No serious or clinically significant side effects were observed during the entire study period. During the whole follow-up period, neither ectopic tissue formation nor other illnesses related to the hUC-MSCs treatment were recorded in the patients.
In the present study, we evaluated the response rate achieved in 4 patients with chronic and refractory ITP after hUC-MSC intravenous infusion in 24 months. The clinical median relieved time of symptoms after one transplant was 17 months. To the best of our knowledge, this is the first study on the efficiency of hUC-MSC transplantation treatment for ITP patients. Our experimental results supported cell therapy for ITP.

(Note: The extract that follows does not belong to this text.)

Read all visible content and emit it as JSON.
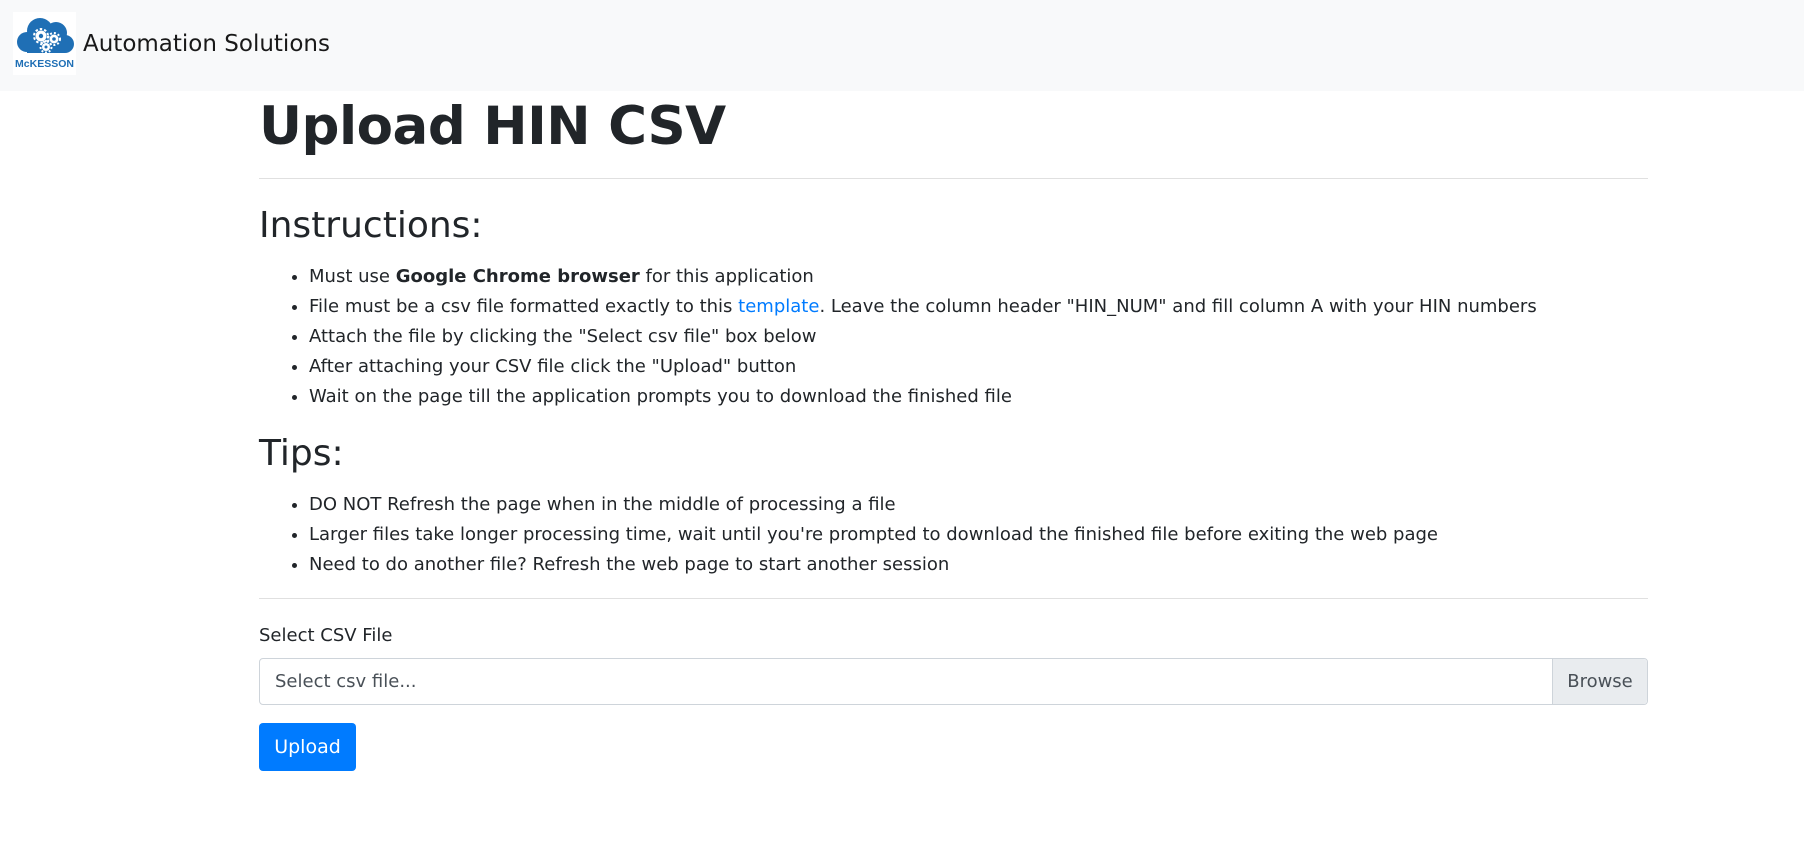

The hUC-MSCs used in the present study met the criteria of the International Society for Cell Therapy (9–11). In this experiment, we observed three favorable responses (100%) in 12 months after one hUC-MSC transplantation. Patient 1 recurrence occurred in 29 months, while the other three patients had a recurrence in almost 13 months. Our data suggested that symptom alleviation was not complete. Based on the characteristics of the evolution of our group of patients, we may emphasize a few important points: i) hUC-MSC transplantation is beneficial for the recovery of bone marrow megakaryocytes, in order that patients can achieve long-term relief; and ii) some cytokines are reduced in this reaction, and the effect of hUC-MSC transplantation is decreased. Thus, the underlying mechanisms of hUC-MSC therapy on ITP need further exploration.
In addition, the pathophysiology of ITP is complex and abnormalities of the B- and T-cell compartments have been identified. Furthermore, MSCs in ITP patients have a reduced proliferative capacity and a lower inhibitory effect on activated T-cell proliferation compared with MSC from healthy donors (12). These abnormalities indicate a possible role for MSC malfunction in the physiopathology of the disease and may have therapeutic implications. In the present study, we did not monitor changes in B-cell counts and platelet autoantibodies, which may influence the response as observed in other trials (13,14), therefore we cannot confirm the effect of hUC-MSC transplantation on the immune regulation. Future large-scale trials are likely to be designed to investigate the immunomodulatory characteristics of hUC-MSCs on treating ITP.
In conclusion, hUC-MSC transplantation is safe and effective for treating ITP. Our data suggest that MSC therapy may be a reasonable salvage treatment in severe, potentially life-threatening, refractory ITP. The optimal period of hUC-MSC transplantation for treating ITP is once a year. Prospective randomized clinical trials are needed to elucidate the efficacy of hUC-MSC transplantation therapy on ITP in the future.
The present study has been supported by the National High Technology Research and Development Program, 863 Program, nos. 2011AA020101 and 2012A020905.